(57b) Tracking the Elementary Kinetics and Molecular Structures during Polyolefin Pyrolysis

Plastics have integrated into nearly all human activities since their invention 100 years ago, yet the recycling of plastics remains a difficult challenge. Herein, we examine the pyrolysis processes to chemically upcycle polyolefin plastics into monomers and other value-added chemicals. Polyolefin upcycling faces challenges that stem from the complex molecular composition of the feedstock, the large number of coupled chemical reactions and the dynamic changes that occur in the condensed phase chemical environment that forms, making it difficult to elucidate elementary kinetics and control the selectivity to products. These effects manifest in macroscopic phenomena such as differences in kinetics and changes in product distribution with changes in reaction temperature and feedstock composition. Understanding the molecular processes and developing a robust predictive kinetic model in polyolefin upcycling is crucial for the design and implementation of feasible plastic upcycling facilities.

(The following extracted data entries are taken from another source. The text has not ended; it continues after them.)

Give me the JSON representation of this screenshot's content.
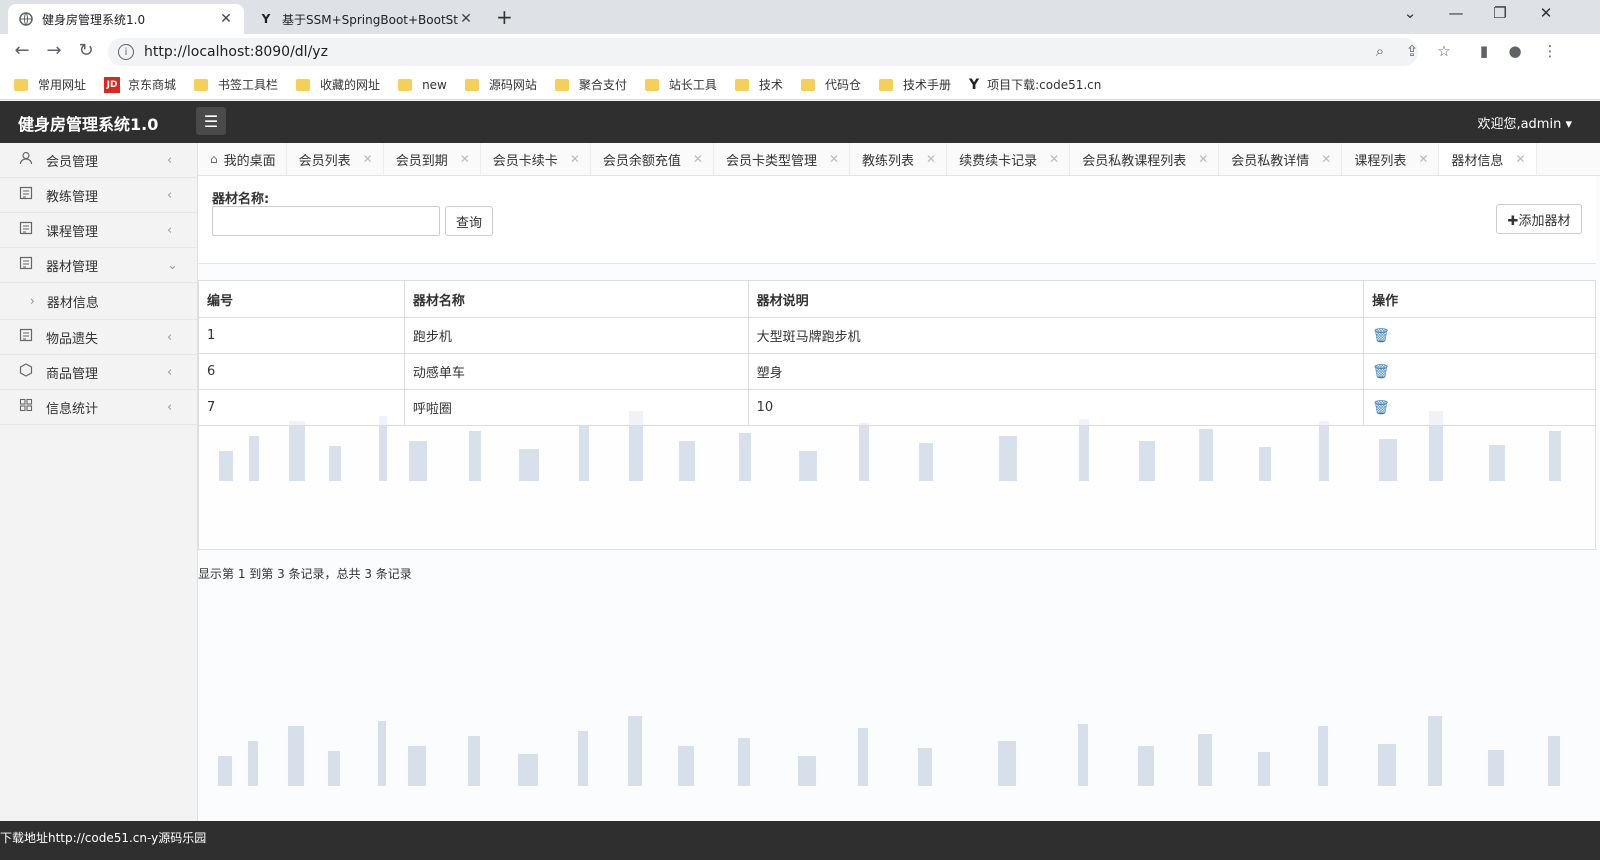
{
  "browser": {
    "tabs": [
      {
        "title": "健身房管理系统1.0",
        "active": true
      },
      {
        "title": "基于SSM+SpringBoot+BootSt",
        "active": false
      }
    ],
    "url": "http://localhost:8090/dl/yz",
    "bookmarks": [
      "常用网址",
      "京东商城",
      "书签工具栏",
      "收藏的网址",
      "new",
      "源码网站",
      "聚合支付",
      "站长工具",
      "技术",
      "代码仓",
      "技术手册",
      "项目下载:code51.cn"
    ]
  },
  "app": {
    "brand": "健身房管理系统1.0",
    "welcome": "欢迎您,admin"
  },
  "sidebar": {
    "items": [
      {
        "label": "会员管理",
        "icon": "user-icon"
      },
      {
        "label": "教练管理",
        "icon": "list-icon"
      },
      {
        "label": "课程管理",
        "icon": "list-icon"
      },
      {
        "label": "器材管理",
        "icon": "list-icon",
        "expanded": true
      },
      {
        "label": "器材信息",
        "sub": true
      },
      {
        "label": "物品遗失",
        "icon": "list-icon"
      },
      {
        "label": "商品管理",
        "icon": "cube-icon"
      },
      {
        "label": "信息统计",
        "icon": "grid-icon"
      }
    ]
  },
  "pagetabs": [
    "我的桌面",
    "会员列表",
    "会员到期",
    "会员卡续卡",
    "会员余额充值",
    "会员卡类型管理",
    "教练列表",
    "续费续卡记录",
    "会员私教课程列表",
    "会员私教详情",
    "课程列表",
    "器材信息"
  ],
  "search": {
    "label": "器材名称:",
    "value": "",
    "query_label": "查询",
    "add_label": "添加器材"
  },
  "table": {
    "headers": [
      "编号",
      "器材名称",
      "器材说明",
      "操作"
    ],
    "rows": [
      [
        "1",
        "跑步机",
        "大型斑马牌跑步机"
      ],
      [
        "6",
        "动感单车",
        "塑身"
      ],
      [
        "7",
        "呼啦圈",
        "10"
      ]
    ]
  },
  "pager": "显示第 1 到第 3 条记录，总共 3 条记录",
  "statusbar": "下载地址http://code51.cn-y源码乐园"
}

Herein we present the development and application of an ab initio-based kinetic Monte Carlo and Molecular Dynamics (kMC+MD) simulation approach that can model the kinetics and product distribution of polyolefin pyrolysis. This approach tracks detailed atomic information including 3D coordinates of atoms and connectivity of chemical bonds in the feedstock molecules. It uses Stochastic Simulation Algorithm (SSA) to perform elementary reaction steps and uses classical MD simulations to follow the dynamics of the feedstock and the reaction environment as reactions proceed. The elementary step kinetics for the KMC simulations were established from density functional theory calculations.

The atomic-structural information is retained throughout the simulation, allowing us to follow molecular transformations and the local molecular compositions during the reaction. As such, the simulations capture the unique kinetic manifestations that would otherwise be lost in coarse-grained deterministic models. This KMC+MD simulation approach is used herein to examine the thermal pyrolysis reactions of polyethylene and polypropylene with some success in predicting kinetics and product distribution.